Forgetting Things - Sigmund Freud
Synopsis:
The founder of modern psychiatry, Sigmund Freud powerfully believed that conscious decisions are underpinned by a guiding subconscious that can be understood only by analysis. Taken from one of his most important works, The Psychopathology of Everyday Life, published in a new translation in Penguin Modern Classics, this volume explores why we forget, how we remember and why our memories can sometimes prove deceptive.
Extract from this book:
My ability to gain access to what is stored in my memory has deteriorated, but until quite recently I have been able to convince myself that with the aid of a certain trick I can remember far more than I would other wise have thought I could. For instance, if a patient in my consulting rooms mentions that I have seen him before, and I cannot remember when, or indeed recollect meeting him at all, I try guessing, that is to say, thinking quickly of a number of years running from the present backwards.
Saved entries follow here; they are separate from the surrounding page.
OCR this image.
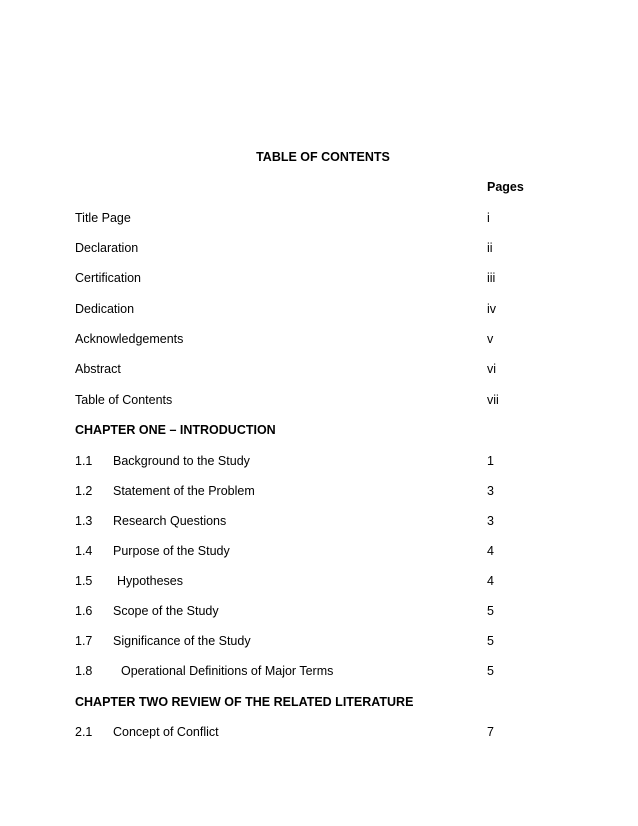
TABLE OF CONTENTS
Pages
Title Page	i
Declaration	ii
Certification	iii
Dedication	iv
Acknowledgements	v
Abstract	vi
Table of Contents	vii
CHAPTER ONE – INTRODUCTION
1.1 Background to the Study	1
1.2 Statement of the Problem	3
1.3 Research Questions	3
1.4 Purpose of the Study	4
1.5 Hypotheses	4
1.6 Scope of the Study	5
1.7 Significance of the Study	5
1.8 Operational Definitions of Major Terms	5
CHAPTER TWO REVIEW OF THE RELATED LITERATURE
2.1 Concept of Conflict	7
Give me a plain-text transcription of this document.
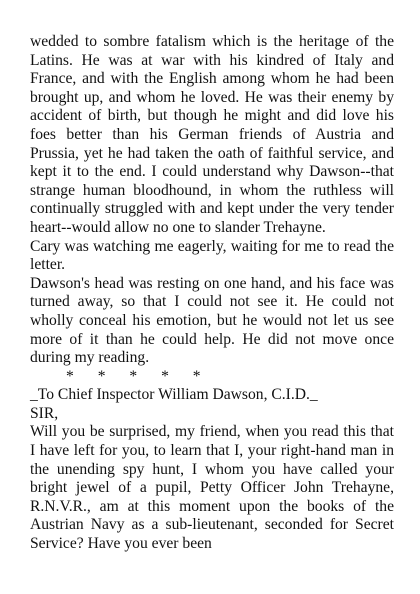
wedded to sombre fatalism which is the heritage of the Latins. He was at war with his kindred of Italy and France, and with the English among whom he had been brought up, and whom he loved. He was their enemy by accident of birth, but though he might and did love his foes better than his German friends of Austria and Prussia, yet he had taken the oath of faithful service, and kept it to the end. I could understand why Dawson--that strange human bloodhound, in whom the ruthless will continually struggled with and kept under the very tender heart--would allow no one to slander Trehayne.

Cary was watching me eagerly, waiting for me to read the letter.

Dawson's head was resting on one hand, and his face was turned away, so that I could not see it. He could not wholly conceal his emotion, but he would not let us see more of it than he could help. He did not move once during my reading.

* * * * *

_To Chief Inspector William Dawson, C.I.D._

SIR,

Will you be surprised, my friend, when you read this that I have left for you, to learn that I, your right-hand man in the unending spy hunt, I whom you have called your bright jewel of a pupil, Petty Officer John Trehayne, R.N.V.R., am at this moment upon the books of the Austrian Navy as a sub-lieutenant, seconded for Secret Service? Have you ever been
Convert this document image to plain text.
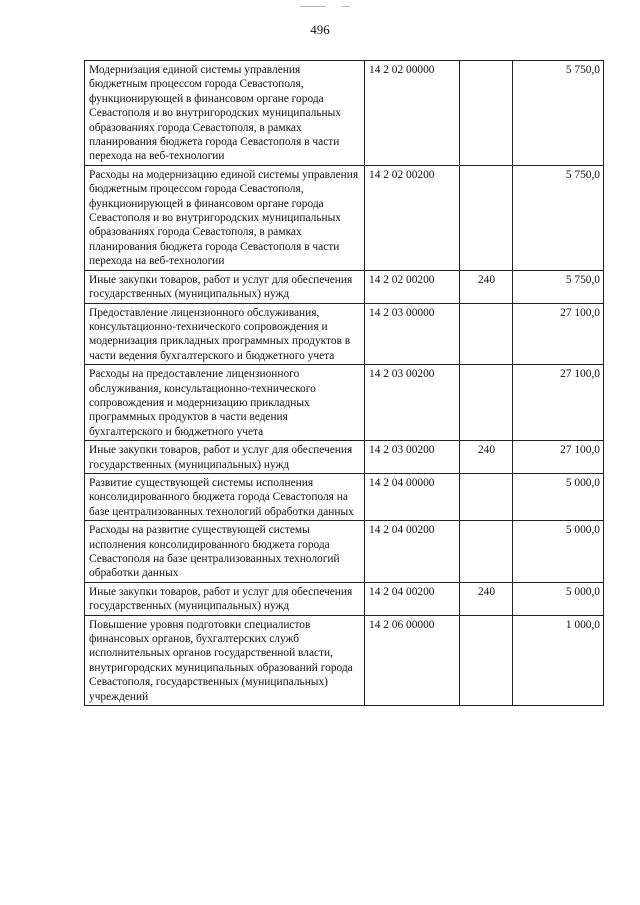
496
Модернизация единой системы управления бюджетным процессом города Севастополя, функционирующей в финансовом органе города Севастополя и во внутригородских муниципальных образованиях города Севастополя, в рамках планирования бюджета города Севастополя в части перехода на веб-технологии	14 2 02 00000		5 750,0
Расходы на модернизацию единой системы управления бюджетным процессом города Севастополя, функционирующей в финансовом органе города Севастополя и во внутригородских муниципальных образованиях города Севастополя, в рамках планирования бюджета города Севастополя в части перехода на веб-технологии	14 2 02 00200		5 750,0
Иные закупки товаров, работ и услуг для обеспечения государственных (муниципальных) нужд	14 2 02 00200	240	5 750,0
Предоставление лицензионного обслуживания, консультационно-технического сопровождения и модернизация прикладных программных продуктов в части ведения бухгалтерского и бюджетного учета	14 2 03 00000		27 100,0
Расходы на предоставление лицензионного обслуживания, консультационно-технического сопровождения и модернизацию прикладных программных продуктов в части ведения бухгалтерского и бюджетного учета	14 2 03 00200		27 100,0
Иные закупки товаров, работ и услуг для обеспечения государственных (муниципальных) нужд	14 2 03 00200	240	27 100,0
Развитие существующей системы исполнения консолидированного бюджета города Севастополя на базе централизованных технологий обработки данных	14 2 04 00000		5 000,0
Расходы на развитие существующей системы исполнения консолидированного бюджета города Севастополя на базе централизованных технологий обработки данных	14 2 04 00200		5 000,0
Иные закупки товаров, работ и услуг для обеспечения государственных (муниципальных) нужд	14 2 04 00200	240	5 000,0
Повышение уровня подготовки специалистов финансовых органов, бухгалтерских служб исполнительных органов государственной власти, внутригородских муниципальных образований города Севастополя, государственных (муниципальных) учреждений	14 2 06 00000		1 000,0
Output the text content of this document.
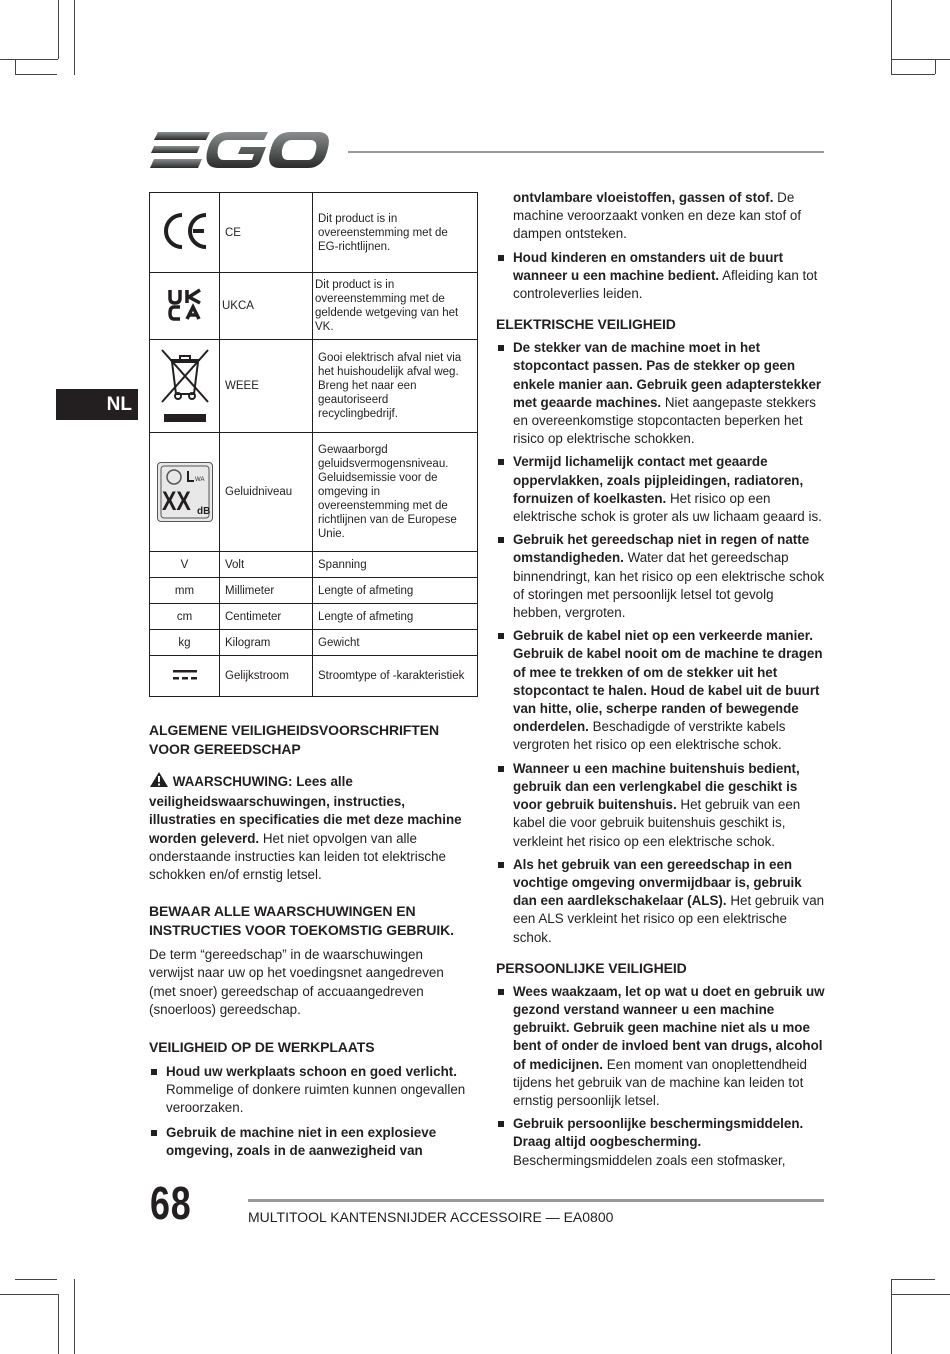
NL
	CE	Dit product is in overeenstemming met de EG-richtlijnen.
	UKCA	Dit product is in overeenstemming met de geldende wetgeving van het VK.
	WEEE	Gooi elektrisch afval niet via het huishoudelijk afval weg. Breng het naar een geautoriseerd recyclingbedrijf.

WA
dB
XX	Geluidniveau	Gewaarborgd geluidsvermogensniveau. Geluidsemissie voor de omgeving in overeenstemming met de richtlijnen van de Europese Unie.
V	Volt	Spanning
mm	Millimeter	Lengte of afmeting
cm	Centimeter	Lengte of afmeting
kg	Kilogram	Gewicht
	Gelijkstroom	Stroomtype of -karakteristiek
ALGEMENE VEILIGHEIDSVOORSCHRIFTEN VOOR GEREEDSCHAP

WAARSCHUWING: Lees alle veiligheidswaarschuwingen, instructies, illustraties en specificaties die met deze machine worden geleverd. Het niet opvolgen van alle onderstaande instructies kan leiden tot elektrische schokken en/of ernstig letsel.

BEWAAR ALLE WAARSCHUWINGEN EN INSTRUCTIES VOOR TOEKOMSTIG GEBRUIK.

De term “gereedschap” in de waarschuwingen verwijst naar uw op het voedingsnet aangedreven (met snoer) gereedschap of accuaangedreven (snoerloos) gereedschap.

VEILIGHEID OP DE WERKPLAATS
Houd uw werkplaats schoon en goed verlicht. Rommelige of donkere ruimten kunnen ongevallen veroorzaken.
Gebruik de machine niet in een explosieve omgeving, zoals in de aanwezigheid van

ontvlambare vloeistoffen, gassen of stof. De machine veroorzaakt vonken en deze kan stof of dampen ontsteken.

Houd kinderen en omstanders uit de buurt wanneer u een machine bedient. Afleiding kan tot controleverlies leiden.
ELEKTRISCHE VEILIGHEID
De stekker van de machine moet in het stopcontact passen. Pas de stekker op geen enkele manier aan. Gebruik geen adapterstekker met geaarde machines. Niet aangepaste stekkers en overeenkomstige stopcontacten beperken het risico op elektrische schokken.
Vermijd lichamelijk contact met geaarde oppervlakken, zoals pijpleidingen, radiatoren, fornuizen of koelkasten. Het risico op een elektrische schok is groter als uw lichaam geaard is.
Gebruik het gereedschap niet in regen of natte omstandigheden. Water dat het gereedschap binnendringt, kan het risico op een elektrische schok of storingen met persoonlijk letsel tot gevolg hebben, vergroten.
Gebruik de kabel niet op een verkeerde manier. Gebruik de kabel nooit om de machine te dragen of mee te trekken of om de stekker uit het stopcontact te halen. Houd de kabel uit de buurt van hitte, olie, scherpe randen of bewegende onderdelen. Beschadigde of verstrikte kabels vergroten het risico op een elektrische schok.
Wanneer u een machine buitenshuis bedient, gebruik dan een verlengkabel die geschikt is voor gebruik buitenshuis. Het gebruik van een kabel die voor gebruik buitenshuis geschikt is, verkleint het risico op een elektrische schok.
Als het gebruik van een gereedschap in een vochtige omgeving onvermijdbaar is, gebruik dan een aardlekschakelaar (ALS). Het gebruik van een ALS verkleint het risico op een elektrische schok.
PERSOONLIJKE VEILIGHEID
Wees waakzaam, let op wat u doet en gebruik uw gezond verstand wanneer u een machine gebruikt. Gebruik geen machine niet als u moe bent of onder de invloed bent van drugs, alcohol of medicijnen. Een moment van onoplettendheid tijdens het gebruik van de machine kan leiden tot ernstig persoonlijk letsel.
Gebruik persoonlijke beschermingsmiddelen. Draag altijd oogbescherming. Beschermingsmiddelen zoals een stofmasker,
68	MULTITOOL KANTENSNIJDER ACCESSOIRE — EA0800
Where written notes or the patient's own certainty make it possible for me to check my ideas, it turns out that I am seldom wrong by more than six months within a period of over ten years. It is much the same when I meet someone I do not know particularly well, and for the sake of politeness I ask how his small children are. If he tells me about their progress then I try to work out how old the child is now, check that age against what the father says, and I am wrong by a month at the most, or three months with older children, although I cannot say what points of reference I used for making my estimate. Recently I have felt bold enough to bring out my guess spontaneously, so as to run no risk of hurting the father's feelings by revealing my ignorance of his offspring. In this way I extend my conscious recollections by calling on my unconscious memory, which in any case contains far more material.